On Tuesday, Columbus City Schools became the most recent district to add the technology, when the school board accepted a $155,500 grant from the Ohio School Facilities Commission to install “ visitor management systems” in 96 of its schools.

“We still want to have a warm and welcome environment, but this is just another security level that we’re putting on,” said Christopher Ward, director of safety and security for the district.

“What it will actually do is track visitors who are coming to and from our school buildings. We will have a data footprint, if you will, of those who are coming and visiting our students and staff.”

Reynoldsburg City Schools has a similar system up and running this school year.

Parent Megan Noel, 32, scanned her driver’s license in the office at Herbert Mills Elementary, where she has two children enrolled, a first-grader and a preschooler. She appreciates the added security.

“I think it’s fine for safety precautions,” Noel said. “I haven’t had a problem with it.”

Only one parent out of several hundred who visit the Reynoldsburg elementary has complained that the new screening is an invasion of privacy, school secretary Jenny Russell said. Most parents understand that it’s about better protecting their children, she said.

The system cost Reynoldsburg schools about $20,000, which it paid out of district funds, to install the equipment districtwide. It will pay another roughly $6,000 a year as an ongoing licensing fee to use the software, said Nicholas Keisel, director of safety and security for the district.

In the future, the systems might scan identities against other types of offender databases. In Reynoldsburg, in addition to scanning against the sex-offenders’ list, “we can enter our own private alerts,” Keisel said. Examples for its use would be that an adult has a court order or is banned from district property for a specific reason.

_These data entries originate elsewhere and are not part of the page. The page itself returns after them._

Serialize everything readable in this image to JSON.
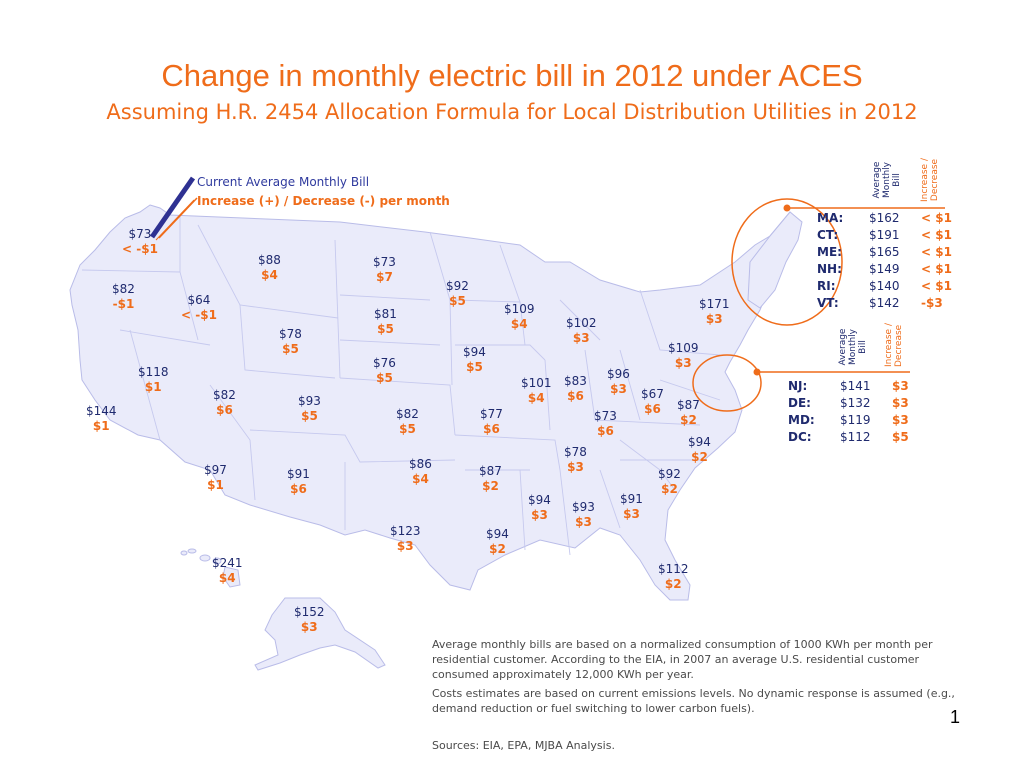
{
  "title": "Change in monthly electric bill in 2012 under ACES",
  "subtitle": "Assuming H.R. 2454 Allocation Formula for Local Distribution Utilities in 2012",
  "legend": {
    "bill_label": "Current Average Monthly Bill",
    "change_label": "Increase (+) / Decrease (-) per month"
  },
  "colors": {
    "accent": "#ef6c1a",
    "bill_text": "#1f2a6e",
    "map_fill": "#eaebfa",
    "map_border": "#b9bce8"
  },
  "states": [
    {
      "bill": "$73",
      "change": "< -$1"
    },
    {
      "bill": "$82",
      "change": "-$1"
    },
    {
      "bill": "$64",
      "change": "< -$1"
    },
    {
      "bill": "$88",
      "change": "$4"
    },
    {
      "bill": "$73",
      "change": "$7"
    },
    {
      "bill": "$92",
      "change": "$5"
    },
    {
      "bill": "$81",
      "change": "$5"
    },
    {
      "bill": "$78",
      "change": "$5"
    },
    {
      "bill": "$109",
      "change": "$4"
    },
    {
      "bill": "$102",
      "change": "$3"
    },
    {
      "bill": "$171",
      "change": "$3"
    },
    {
      "bill": "$109",
      "change": "$3"
    },
    {
      "bill": "$118",
      "change": "$1"
    },
    {
      "bill": "$76",
      "change": "$5"
    },
    {
      "bill": "$94",
      "change": "$5"
    },
    {
      "bill": "$101",
      "change": "$4"
    },
    {
      "bill": "$83",
      "change": "$6"
    },
    {
      "bill": "$96",
      "change": "$3"
    },
    {
      "bill": "$67",
      "change": "$6"
    },
    {
      "bill": "$87",
      "change": "$2"
    },
    {
      "bill": "$144",
      "change": "$1"
    },
    {
      "bill": "$82",
      "change": "$6"
    },
    {
      "bill": "$93",
      "change": "$5"
    },
    {
      "bill": "$82",
      "change": "$5"
    },
    {
      "bill": "$77",
      "change": "$6"
    },
    {
      "bill": "$73",
      "change": "$6"
    },
    {
      "bill": "$94",
      "change": "$2"
    },
    {
      "bill": "$78",
      "change": "$3"
    },
    {
      "bill": "$97",
      "change": "$1"
    },
    {
      "bill": "$91",
      "change": "$6"
    },
    {
      "bill": "$86",
      "change": "$4"
    },
    {
      "bill": "$87",
      "change": "$2"
    },
    {
      "bill": "$92",
      "change": "$2"
    },
    {
      "bill": "$94",
      "change": "$3"
    },
    {
      "bill": "$93",
      "change": "$3"
    },
    {
      "bill": "$91",
      "change": "$3"
    },
    {
      "bill": "$123",
      "change": "$3"
    },
    {
      "bill": "$94",
      "change": "$2"
    },
    {
      "bill": "$112",
      "change": "$2"
    },
    {
      "bill": "$241",
      "change": "$4"
    },
    {
      "bill": "$152",
      "change": "$3"
    }
  ],
  "callout_headers": {
    "bill": "Average Monthly Bill",
    "change": "Increase / Decrease"
  },
  "new_england": [
    {
      "state": "MA:",
      "bill": "$162",
      "change": "< $1"
    },
    {
      "state": "CT:",
      "bill": "$191",
      "change": "< $1"
    },
    {
      "state": "ME:",
      "bill": "$165",
      "change": "< $1"
    },
    {
      "state": "NH:",
      "bill": "$149",
      "change": "< $1"
    },
    {
      "state": "RI:",
      "bill": "$140",
      "change": "< $1"
    },
    {
      "state": "VT:",
      "bill": "$142",
      "change": "-$3"
    }
  ],
  "mid_atlantic": [
    {
      "state": "NJ:",
      "bill": "$141",
      "change": "$3"
    },
    {
      "state": "DE:",
      "bill": "$132",
      "change": "$3"
    },
    {
      "state": "MD:",
      "bill": "$119",
      "change": "$3"
    },
    {
      "state": "DC:",
      "bill": "$112",
      "change": "$5"
    }
  ],
  "notes": [
    "Average monthly bills are based on a normalized consumption of 1000 KWh per month per residential customer.  According to the EIA, in 2007 an average U.S. residential customer consumed approximately 12,000 KWh per year.",
    "Costs estimates are based on current emissions levels.  No dynamic response is assumed (e.g., demand reduction or fuel switching to lower carbon fuels).",
    "Sources: EIA, EPA, MJBA Analysis."
  ],
  "page_number": "1"
}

It’s possible that a parent could be misidentified as an offender because a name or date of birth closely matches someone on the list.

“What will happen is that it will pop up on the screen if there is a close match,” Keisel said. “ So it will pop up the picture from the sex-offender registry, plus the information side-by-side with the visitor that’s there, and it will ask the secretary: ‘Is this a match?’” If the secretary determines it’s not a match, that person’s ID won’t trigger a match during subsequent visits.

Dublin Schools spokesman Doug Baker said the district stopped using its system last school year.

“Our system searched a national database by name, not any other personally identifiable information. Therefore, if a parent or other school visitor shared the name of a sex offender in that database it would yield a false positive,” Baker said.

After an ID is scanned, most systems record that information on a database until it can be discarded under the district’s state-required records-retention schedule. Records are typically maintained for several years.

Ohio’s School Security Grant Program was created by the state legislature in 2013 to funnel money to school buildings for emergency communication systems and security-entrance systems.

The program has been popular, said Rick Savors, spokesman for the Ohio Facilities Construction Commission, which administers the grant. Nearly $10.1 million in grants were awarded as of April 2015, and the legislature has appropriated $17 million more for a second round of funding, expanding the program to private and charter schools.

©2016 The Columbus Dispatch (Columbus, Ohio) Distributed by Tribune Content Agency, LLC.